Lu dans lemonde.fr cet article très intéressant qui traite du livre de Nicolas Séné : « Derrière l’écran de la révolution sociale ».

3 choses que j’aimerais dire à propos de l’article :

  1. Il fallait oser. Tout de même, quel pavé dans la mare : s’en prendre au tout puissant Syntec n’est pas courant. Nicolas Séné avait fait un travail approfondi, et c’est mérité de le voir ainsi mis en avant, non pas dans une revue spécialisée, mais dans un quotidien national. Le Monde a osé, et il faut lui en savoir gré.

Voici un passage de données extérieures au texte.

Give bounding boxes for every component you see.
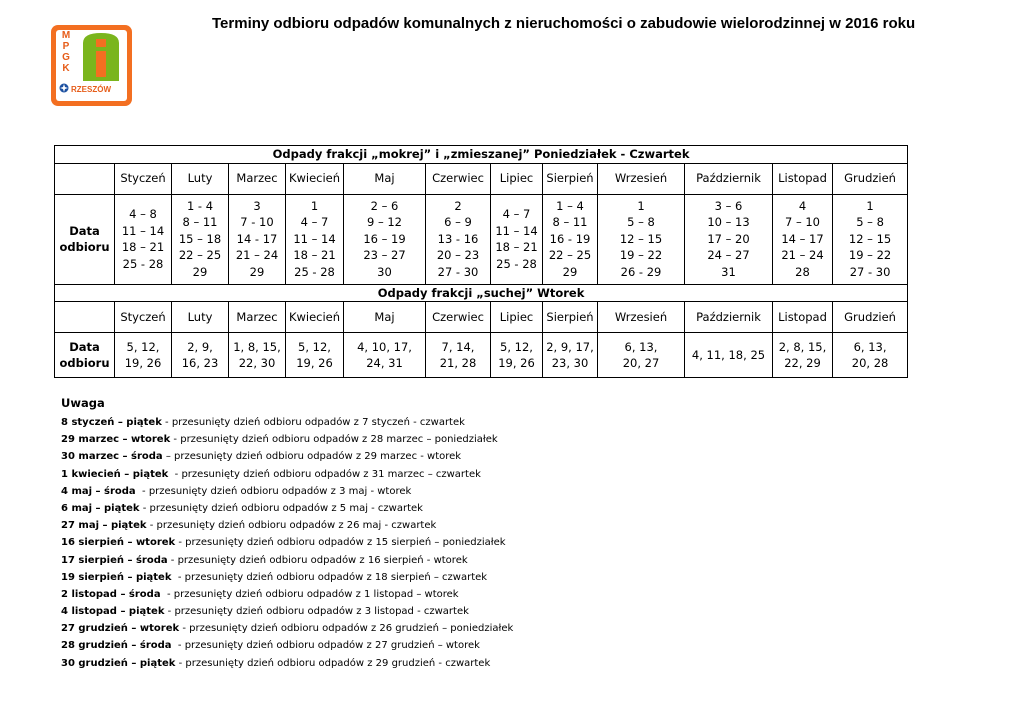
month-header: Czerwiec xyxy=(426,163,491,194)
collection-dates-cell: 6, 13, 20, 28 xyxy=(833,333,908,378)
note-text: - przesunięty dzień odbioru odpadów z 31 marzec – czwartek xyxy=(168,468,481,480)
month-header: Maj xyxy=(344,163,426,194)
month-header: Październik xyxy=(685,163,773,194)
note-date: 19 sierpień – piątek xyxy=(61,571,172,583)
dates-row xyxy=(55,194,908,284)
month-header: Luty xyxy=(172,163,229,194)
month-header: Lipiec xyxy=(491,163,543,194)
note-date: 6 maj – piątek xyxy=(61,502,140,514)
collection-dates-cell: 3 7 - 10 14 - 17 21 – 24 29 xyxy=(229,194,286,284)
note-text: - przesunięty dzień odbioru odpadów z 5 maj - czwartek xyxy=(139,502,423,514)
note-text: - przesunięty dzień odbioru odpadów z 28 marzec – poniedziałek xyxy=(170,434,498,446)
note-date: 29 marzec – wtorek xyxy=(61,434,171,446)
note-date: 17 sierpień – środa xyxy=(61,554,168,566)
note-date: 27 grudzień – wtorek xyxy=(61,623,180,635)
note-date: 2 listopad – środa xyxy=(61,588,161,600)
note-line xyxy=(61,552,513,569)
collection-dates-cell: 4 – 8 11 – 14 18 – 21 25 - 28 xyxy=(115,194,172,284)
month-header: Czerwiec xyxy=(426,302,491,333)
collection-dates-cell: 2, 8, 15, 22, 29 xyxy=(773,333,833,378)
collection-dates-cell: 2 – 6 9 – 12 16 – 19 23 – 27 30 xyxy=(344,194,426,284)
notes-list xyxy=(61,414,513,672)
month-header-row xyxy=(55,302,908,333)
notes-section xyxy=(61,396,513,672)
note-line xyxy=(61,655,513,672)
month-header: Kwiecień xyxy=(286,163,344,194)
note-date: 4 maj – środa xyxy=(61,485,136,497)
logo-letters: M P G K xyxy=(61,30,71,74)
collection-dates-cell: 2, 9, 17, 23, 30 xyxy=(543,333,598,378)
month-header: Marzec xyxy=(229,302,286,333)
note-text: - przesunięty dzień odbioru odpadów z 3 maj - wtorek xyxy=(135,485,412,497)
mpgk-logo xyxy=(51,25,132,106)
month-header: Wrzesień xyxy=(598,163,685,194)
note-line xyxy=(61,517,513,534)
month-header: Grudzień xyxy=(833,302,908,333)
note-line xyxy=(61,534,513,551)
month-header: Styczeń xyxy=(115,163,172,194)
note-date: 4 listopad – piątek xyxy=(61,606,165,618)
note-line xyxy=(61,500,513,517)
note-text: - przesunięty dzień odbioru odpadów z 1 listopad – wtorek xyxy=(160,588,459,600)
note-date: 30 grudzień – piątek xyxy=(61,657,176,669)
month-header: Styczeń xyxy=(115,302,172,333)
month-header: Kwiecień xyxy=(286,302,344,333)
coat-of-arms-icon xyxy=(59,83,69,93)
note-date: 27 maj – piątek xyxy=(61,520,147,532)
row-label: Data odbioru xyxy=(55,194,115,284)
month-header: Luty xyxy=(172,302,229,333)
note-text: - przesunięty dzień odbioru odpadów z 29 grudzień - czwartek xyxy=(175,657,491,669)
note-line xyxy=(61,466,513,483)
note-text: - przesunięty dzień odbioru odpadów z 16 sierpień - wtorek xyxy=(167,554,468,566)
notes-title: Uwaga xyxy=(61,396,105,410)
note-text: – przesunięty dzień odbioru odpadów z 29 marzec - wtorek xyxy=(162,451,462,463)
section-dry-title: Odpady frakcji „suchej” Wtorek xyxy=(55,284,908,302)
collection-dates-cell: 1 5 – 8 12 – 15 19 – 22 26 - 29 xyxy=(598,194,685,284)
collection-dates-cell: 1 - 4 8 – 11 15 – 18 22 – 25 29 xyxy=(172,194,229,284)
note-line xyxy=(61,603,513,620)
note-line xyxy=(61,414,513,431)
collection-dates-cell: 4 – 7 11 – 14 18 – 21 25 - 28 xyxy=(491,194,543,284)
note-line xyxy=(61,431,513,448)
collection-dates-cell: 4, 11, 18, 25 xyxy=(685,333,773,378)
month-header: Wrzesień xyxy=(598,302,685,333)
dates-row xyxy=(55,333,908,378)
note-text: - przesunięty dzień odbioru odpadów z 27 grudzień – wtorek xyxy=(171,640,480,652)
note-text: - przesunięty dzień odbioru odpadów z 7 styczeń - czwartek xyxy=(161,417,465,428)
collection-dates-cell: 1 4 – 7 11 – 14 18 – 21 25 - 28 xyxy=(286,194,344,284)
collection-dates-cell: 3 – 6 10 – 13 17 – 20 24 – 27 31 xyxy=(685,194,773,284)
month-header: Październik xyxy=(685,302,773,333)
note-line xyxy=(61,586,513,603)
note-date: 30 marzec – środa xyxy=(61,451,163,463)
collection-dates-cell: 2 6 – 9 13 - 16 20 – 23 27 - 30 xyxy=(426,194,491,284)
month-header: Grudzień xyxy=(833,163,908,194)
note-text: - przesunięty dzień odbioru odpadów z 26 maj - czwartek xyxy=(146,520,437,532)
row-label: Data odbioru xyxy=(55,333,115,378)
collection-dates-cell: 4, 10, 17, 24, 31 xyxy=(344,333,426,378)
section-mixed-title: Odpady frakcji „mokrej” i „zmieszanej” Poniedziałek - Czwartek xyxy=(55,146,908,164)
month-header: Lipiec xyxy=(491,302,543,333)
month-header-row xyxy=(55,163,908,194)
month-header: Sierpień xyxy=(543,302,598,333)
month-header: Listopad xyxy=(773,302,833,333)
month-header: Marzec xyxy=(229,163,286,194)
note-text: - przesunięty dzień odbioru odpadów z 3 listopad - czwartek xyxy=(164,606,469,618)
note-line xyxy=(61,483,513,500)
note-line xyxy=(61,637,513,654)
month-header: Sierpień xyxy=(543,163,598,194)
collection-dates-cell: 7, 14, 21, 28 xyxy=(426,333,491,378)
collection-dates-cell: 1, 8, 15, 22, 30 xyxy=(229,333,286,378)
note-line xyxy=(61,620,513,637)
collection-dates-cell: 5, 12, 19, 26 xyxy=(115,333,172,378)
month-header: Listopad xyxy=(773,163,833,194)
note-date: 28 grudzień – środa xyxy=(61,640,172,652)
collection-dates-cell: 5, 12, 19, 26 xyxy=(286,333,344,378)
logo-city: RZESZÓW xyxy=(71,85,111,94)
note-text: - przesunięty dzień odbioru odpadów z 26 grudzień – poniedziałek xyxy=(179,623,514,635)
note-line xyxy=(61,569,513,586)
note-text: - przesunięty dzień odbioru odpadów z 15 sierpień – poniedziałek xyxy=(175,537,506,549)
note-date: 16 sierpień – wtorek xyxy=(61,537,176,549)
page-title: Terminy odbioru odpadów komunalnych z nieruchomości o zabudowie wielorodzinnej w 2016 roku xyxy=(212,15,916,32)
collection-dates-cell: 1 5 – 8 12 – 15 19 – 22 27 - 30 xyxy=(833,194,908,284)
collection-dates-cell: 2, 9, 16, 23 xyxy=(172,333,229,378)
waste-bin-icon xyxy=(79,31,123,83)
collection-dates-cell: 1 – 4 8 – 11 16 - 19 22 – 25 29 xyxy=(543,194,598,284)
note-date: 8 styczeń – piątek xyxy=(61,417,162,428)
collection-dates-cell: 6, 13, 20, 27 xyxy=(598,333,685,378)
note-text: - przesunięty dzień odbioru odpadów z 18 sierpień – czwartek xyxy=(171,571,488,583)
note-date: 1 kwiecień – piątek xyxy=(61,468,169,480)
schedule-table xyxy=(54,145,908,378)
collection-dates-cell: 5, 12, 19, 26 xyxy=(491,333,543,378)
collection-dates-cell: 4 7 – 10 14 – 17 21 – 24 28 xyxy=(773,194,833,284)
note-line xyxy=(61,448,513,465)
month-header: Maj xyxy=(344,302,426,333)
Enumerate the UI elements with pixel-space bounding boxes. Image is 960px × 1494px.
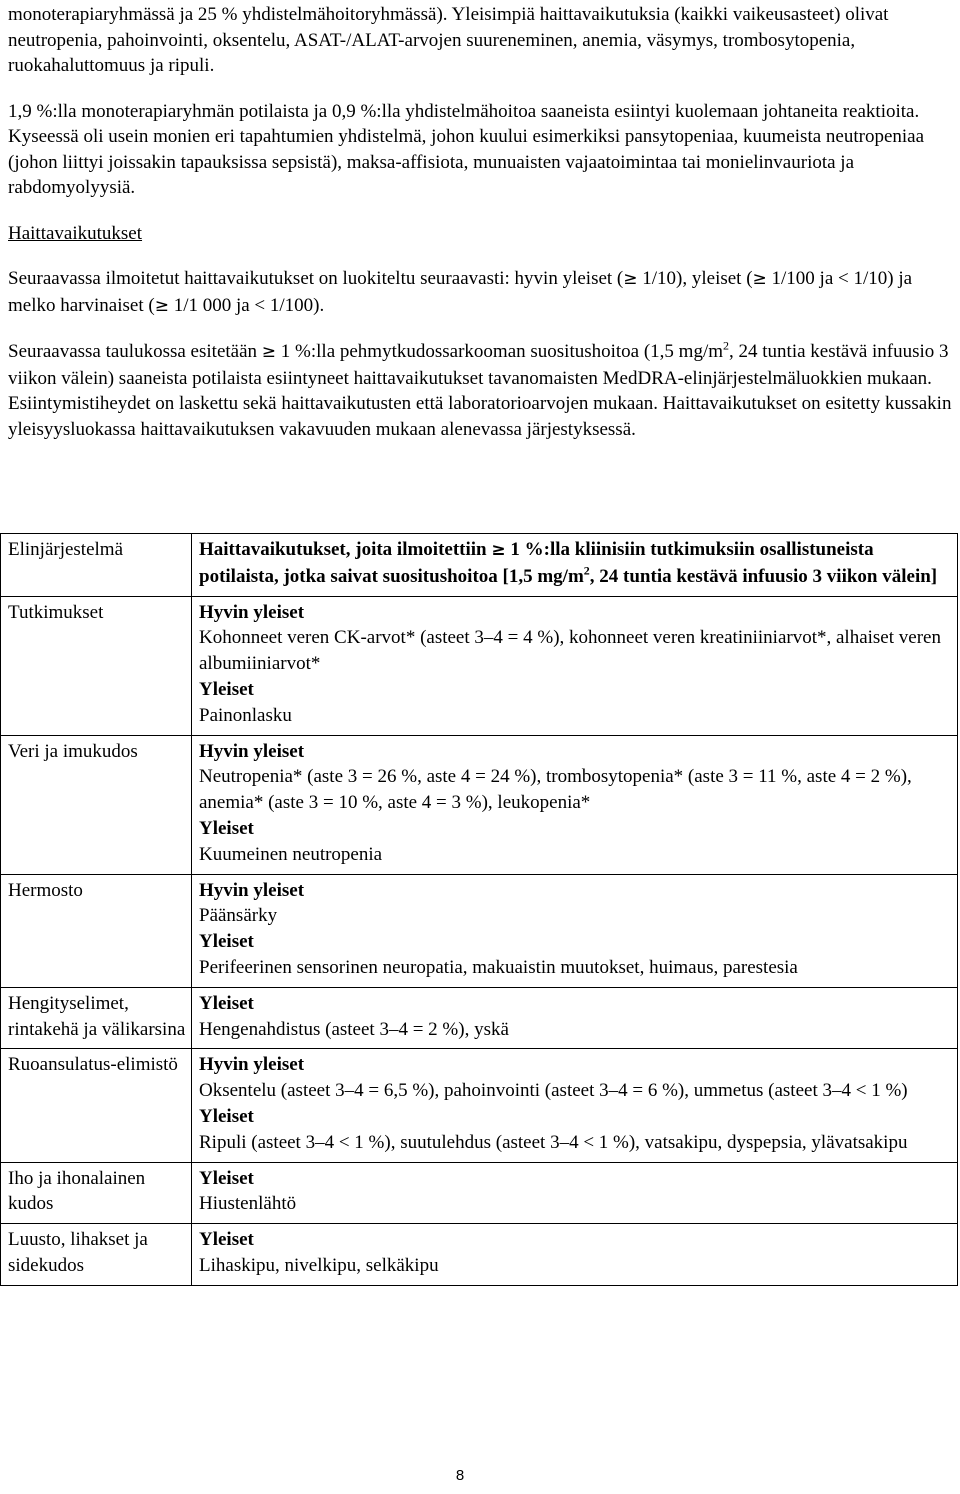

  2. Les réponses du Syntec apportées au Monde sont tout simplement hallucinantes, et vraiment pas à la hauteur de la situation. On est face à un aveuglement permanent. Les comparaisons douteuses avec la plomberie (l’exemple vaudrait s’agissant d’une comparaison avec une modification des spécifications ; pas à un délit de marchandage, avec délégation de l’autorité hiérarchique au client), comme les explications sur la non-formation sont pitoyables. Et pourtant, la seule richesse des SSII ne sont-elles pas les hommes et femmes qui la composent ?
  3. Le système binaire des modèles de prestation, à main droite « la régie », à main gauche « le forfait », continue de réguler le microcosme des SSII. Et avec le consentement plus ou moins passif du client. Après tout, qu’est-ce que celui peut bien y faire ? Peut-être remettre de l’objectif dans tout cela… Tant qu’on n’aura pas fait évoluer ce système, on continuera à se concentrer sur les moyens davantage que sur le résultat. Et pourtant, la satisfaction du client ne s’obtient que par le résultat obtenu et la qualité produite. Tout ne doit pas se limiter d’un côté au profil (plus ou moins « arrangé » comme le décrit l’article), ni de l’autre à l’enveloppe budgetaire (sans répartition clair des rôles et des responsabilités).